Application for confiscation of £462,775.36 resisted - order to pay £168,000

An order was made for K to pay a confiscation order of £168,000 - 36% of the amount for which a financial prosecuting authority had applied in its application (£462,775.36). 


The defence had served and filed evidence to show that the contested confiscation order should be made for £161,209.09 plus a further sum to reflect unattributed funds - 96% of the amount ultimately ordered. 


There was no benefit from particular criminal conduct. The question was whether the Crown could prove benefit from general criminal conduct. There are four assumptions in the statute of which three applied in this case: those relating to transfers, expenditure and property held since the date of conviction. Where a defendant elects to contest confiscation proceedings, the burden is on him to displace the assumption or to show that there would be a serious risk of injustice if a judge were to act on that assumption. 


The learned judge, HHJ MacDonald Q.C., agree with the analysis of defence counsel and observed that the applicant financial prosecuting authority had significantly revised its position in the course of what was a five-hour contested POCA hearing. The learned judge observed that the Crown had made substantial modifications to its case in the course of the contested hearing. ‘[…] In their closing written submissions, the Crown further modified their case. They conceded that the interested party, the wife, owned half of the matrimonial home. They abandoned from benefit calculation all the property held by the defendant.’  


The defence cross-examined the financial investigative officer on whom the applicant prosecuting authority relied to present the prosecution case. The defence called three witnesses to give evidence on oath to rebut the various types of statutory assumption on which the prosecution relied in order to demonstrate that several rental properties in the defendant’s own name were clean properties. The defence submitted that bank loans for the balance of monies owing on properties were not serviced with monies resulting from general criminal conduct. It was successfully argued that all that such servicing merely functioned as protection of the defendant's investment.
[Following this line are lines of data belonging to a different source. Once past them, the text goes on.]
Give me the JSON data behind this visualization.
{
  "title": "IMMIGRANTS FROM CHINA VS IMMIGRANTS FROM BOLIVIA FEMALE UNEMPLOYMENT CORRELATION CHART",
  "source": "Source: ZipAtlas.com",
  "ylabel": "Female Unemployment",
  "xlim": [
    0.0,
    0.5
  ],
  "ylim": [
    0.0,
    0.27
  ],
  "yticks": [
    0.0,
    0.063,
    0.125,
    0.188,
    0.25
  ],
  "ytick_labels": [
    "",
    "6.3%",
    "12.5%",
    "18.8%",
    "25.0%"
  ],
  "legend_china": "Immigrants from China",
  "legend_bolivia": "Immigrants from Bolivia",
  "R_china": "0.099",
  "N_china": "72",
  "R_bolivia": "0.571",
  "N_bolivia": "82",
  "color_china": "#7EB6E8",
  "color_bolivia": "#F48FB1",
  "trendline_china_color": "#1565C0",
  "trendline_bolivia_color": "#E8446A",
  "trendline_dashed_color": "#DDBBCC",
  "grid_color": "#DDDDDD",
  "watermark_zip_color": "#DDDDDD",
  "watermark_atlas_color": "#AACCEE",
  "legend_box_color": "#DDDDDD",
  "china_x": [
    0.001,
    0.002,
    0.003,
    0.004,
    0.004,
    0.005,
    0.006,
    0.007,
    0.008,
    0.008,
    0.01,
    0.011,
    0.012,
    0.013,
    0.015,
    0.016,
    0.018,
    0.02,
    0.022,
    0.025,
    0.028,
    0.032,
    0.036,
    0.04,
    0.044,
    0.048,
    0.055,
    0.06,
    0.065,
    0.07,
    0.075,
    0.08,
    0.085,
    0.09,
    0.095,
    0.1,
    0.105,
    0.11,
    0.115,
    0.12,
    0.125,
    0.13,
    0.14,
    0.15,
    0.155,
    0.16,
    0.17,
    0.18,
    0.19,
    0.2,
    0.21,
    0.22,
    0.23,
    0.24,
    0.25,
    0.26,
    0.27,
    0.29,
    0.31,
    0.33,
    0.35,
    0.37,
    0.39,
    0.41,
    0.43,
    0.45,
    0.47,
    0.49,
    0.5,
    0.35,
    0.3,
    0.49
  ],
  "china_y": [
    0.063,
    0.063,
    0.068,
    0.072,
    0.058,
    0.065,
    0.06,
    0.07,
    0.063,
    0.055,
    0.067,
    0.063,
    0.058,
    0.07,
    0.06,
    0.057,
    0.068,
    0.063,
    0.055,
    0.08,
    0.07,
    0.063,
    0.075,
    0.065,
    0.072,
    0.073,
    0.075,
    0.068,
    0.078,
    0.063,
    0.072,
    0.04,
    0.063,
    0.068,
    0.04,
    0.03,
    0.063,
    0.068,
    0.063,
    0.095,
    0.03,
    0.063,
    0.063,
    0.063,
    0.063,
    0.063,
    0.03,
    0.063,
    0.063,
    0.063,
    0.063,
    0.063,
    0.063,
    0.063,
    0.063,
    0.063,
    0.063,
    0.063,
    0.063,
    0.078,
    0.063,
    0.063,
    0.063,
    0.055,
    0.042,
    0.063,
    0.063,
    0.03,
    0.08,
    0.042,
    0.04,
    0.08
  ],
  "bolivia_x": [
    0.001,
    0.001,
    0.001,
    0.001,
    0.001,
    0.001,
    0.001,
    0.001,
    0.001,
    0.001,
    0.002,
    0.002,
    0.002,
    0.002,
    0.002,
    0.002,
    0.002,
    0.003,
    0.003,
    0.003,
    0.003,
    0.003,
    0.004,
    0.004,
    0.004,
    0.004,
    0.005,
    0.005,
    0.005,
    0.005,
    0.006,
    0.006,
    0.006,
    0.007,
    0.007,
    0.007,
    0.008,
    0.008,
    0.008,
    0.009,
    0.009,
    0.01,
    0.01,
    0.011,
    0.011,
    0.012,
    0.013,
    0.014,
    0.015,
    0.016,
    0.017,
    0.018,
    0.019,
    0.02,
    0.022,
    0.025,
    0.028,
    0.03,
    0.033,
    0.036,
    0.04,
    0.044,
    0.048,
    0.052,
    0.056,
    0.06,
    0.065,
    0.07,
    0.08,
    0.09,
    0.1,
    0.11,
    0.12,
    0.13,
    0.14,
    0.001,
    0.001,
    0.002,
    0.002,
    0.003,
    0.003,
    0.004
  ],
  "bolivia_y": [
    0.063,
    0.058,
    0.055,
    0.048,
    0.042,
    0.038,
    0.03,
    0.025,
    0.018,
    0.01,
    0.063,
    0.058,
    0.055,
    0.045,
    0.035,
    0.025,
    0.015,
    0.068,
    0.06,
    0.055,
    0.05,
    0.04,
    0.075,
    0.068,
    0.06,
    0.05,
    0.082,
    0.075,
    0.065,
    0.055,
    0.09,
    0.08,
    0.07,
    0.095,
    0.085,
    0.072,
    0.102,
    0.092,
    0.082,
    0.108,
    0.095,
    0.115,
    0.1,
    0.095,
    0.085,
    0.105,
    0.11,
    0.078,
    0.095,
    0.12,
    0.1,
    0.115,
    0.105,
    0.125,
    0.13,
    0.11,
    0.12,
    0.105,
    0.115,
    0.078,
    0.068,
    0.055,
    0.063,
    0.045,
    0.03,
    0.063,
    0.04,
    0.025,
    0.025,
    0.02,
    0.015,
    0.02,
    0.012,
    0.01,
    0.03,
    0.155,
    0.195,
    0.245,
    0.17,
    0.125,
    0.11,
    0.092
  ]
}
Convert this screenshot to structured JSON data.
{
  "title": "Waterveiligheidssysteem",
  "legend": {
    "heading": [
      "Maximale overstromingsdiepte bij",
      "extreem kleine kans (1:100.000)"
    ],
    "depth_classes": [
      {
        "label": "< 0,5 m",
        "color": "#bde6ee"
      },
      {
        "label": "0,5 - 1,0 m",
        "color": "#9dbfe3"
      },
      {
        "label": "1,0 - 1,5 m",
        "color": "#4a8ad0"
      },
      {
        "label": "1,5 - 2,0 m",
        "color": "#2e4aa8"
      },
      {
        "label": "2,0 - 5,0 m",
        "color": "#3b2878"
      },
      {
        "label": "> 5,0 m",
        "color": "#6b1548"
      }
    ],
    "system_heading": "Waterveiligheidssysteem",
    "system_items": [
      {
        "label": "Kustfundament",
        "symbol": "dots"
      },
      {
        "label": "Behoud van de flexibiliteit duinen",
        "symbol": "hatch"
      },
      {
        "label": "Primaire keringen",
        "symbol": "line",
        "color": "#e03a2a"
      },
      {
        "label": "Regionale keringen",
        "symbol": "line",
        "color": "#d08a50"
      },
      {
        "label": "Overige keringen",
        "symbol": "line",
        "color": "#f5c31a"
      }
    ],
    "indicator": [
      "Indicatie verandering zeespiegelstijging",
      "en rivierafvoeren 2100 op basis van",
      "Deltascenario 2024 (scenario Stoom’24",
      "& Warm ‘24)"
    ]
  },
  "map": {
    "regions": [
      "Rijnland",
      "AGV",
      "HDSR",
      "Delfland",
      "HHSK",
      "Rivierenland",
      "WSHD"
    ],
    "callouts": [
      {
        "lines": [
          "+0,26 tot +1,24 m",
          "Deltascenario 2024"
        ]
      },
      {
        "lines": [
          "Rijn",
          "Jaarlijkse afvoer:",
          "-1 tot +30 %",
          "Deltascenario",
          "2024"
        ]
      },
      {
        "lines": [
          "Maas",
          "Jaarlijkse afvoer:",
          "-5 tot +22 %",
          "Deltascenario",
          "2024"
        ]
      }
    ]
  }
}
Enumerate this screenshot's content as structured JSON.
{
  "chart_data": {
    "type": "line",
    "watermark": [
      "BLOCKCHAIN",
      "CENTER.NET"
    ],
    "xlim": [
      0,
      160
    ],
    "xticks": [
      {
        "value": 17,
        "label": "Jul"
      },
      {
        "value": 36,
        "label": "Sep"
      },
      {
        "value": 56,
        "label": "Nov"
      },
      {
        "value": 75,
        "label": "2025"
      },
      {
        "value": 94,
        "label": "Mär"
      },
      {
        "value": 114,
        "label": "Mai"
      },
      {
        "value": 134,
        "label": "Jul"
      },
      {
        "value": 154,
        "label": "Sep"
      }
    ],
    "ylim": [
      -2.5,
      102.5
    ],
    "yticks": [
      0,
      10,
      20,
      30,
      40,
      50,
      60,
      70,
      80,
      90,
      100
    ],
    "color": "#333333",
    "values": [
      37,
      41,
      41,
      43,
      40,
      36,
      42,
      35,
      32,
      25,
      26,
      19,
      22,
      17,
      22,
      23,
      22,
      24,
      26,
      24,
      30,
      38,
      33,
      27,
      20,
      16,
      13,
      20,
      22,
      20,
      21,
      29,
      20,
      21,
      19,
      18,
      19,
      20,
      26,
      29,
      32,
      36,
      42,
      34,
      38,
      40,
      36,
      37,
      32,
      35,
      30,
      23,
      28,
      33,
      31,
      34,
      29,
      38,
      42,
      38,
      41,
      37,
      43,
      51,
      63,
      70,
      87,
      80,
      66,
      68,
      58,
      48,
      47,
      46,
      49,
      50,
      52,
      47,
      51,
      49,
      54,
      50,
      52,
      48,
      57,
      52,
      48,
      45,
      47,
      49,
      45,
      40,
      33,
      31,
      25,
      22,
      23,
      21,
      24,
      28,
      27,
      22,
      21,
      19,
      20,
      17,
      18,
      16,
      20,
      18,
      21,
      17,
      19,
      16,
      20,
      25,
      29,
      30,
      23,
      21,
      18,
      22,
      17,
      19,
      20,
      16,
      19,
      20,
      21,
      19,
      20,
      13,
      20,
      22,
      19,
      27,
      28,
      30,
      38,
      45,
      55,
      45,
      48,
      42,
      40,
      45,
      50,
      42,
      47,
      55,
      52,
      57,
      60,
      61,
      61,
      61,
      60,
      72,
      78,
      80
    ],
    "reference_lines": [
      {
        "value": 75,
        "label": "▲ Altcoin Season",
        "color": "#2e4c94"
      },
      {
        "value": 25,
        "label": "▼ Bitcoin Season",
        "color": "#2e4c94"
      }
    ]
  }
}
The learned judge agreed with the defence that there would be a serious risk of injustice, per the statutory test, if he concluded that the defendant’s investments had significantly grown in value. 


A third party, the defendant’s wife, who was represented, submitted that the defendant, convicted of rape, had abused and duped her such that she had, unknowingly, acted against her own financial interests and had had concealed from her various financial assets. Those submissions by the third party were challenged and resisted by the defendant as baseless and false. 


The defendant was multiply convicted. The defence made submissions on how the Court should direct itself regarding those convictions in its assessment of the defendant’s evidence on oath in confiscation proceedings - credibility and reliability. 


Erim Mushtaq and Abigail Bright were instructed as referral counsel in the confiscation proceedings by solicitors for K.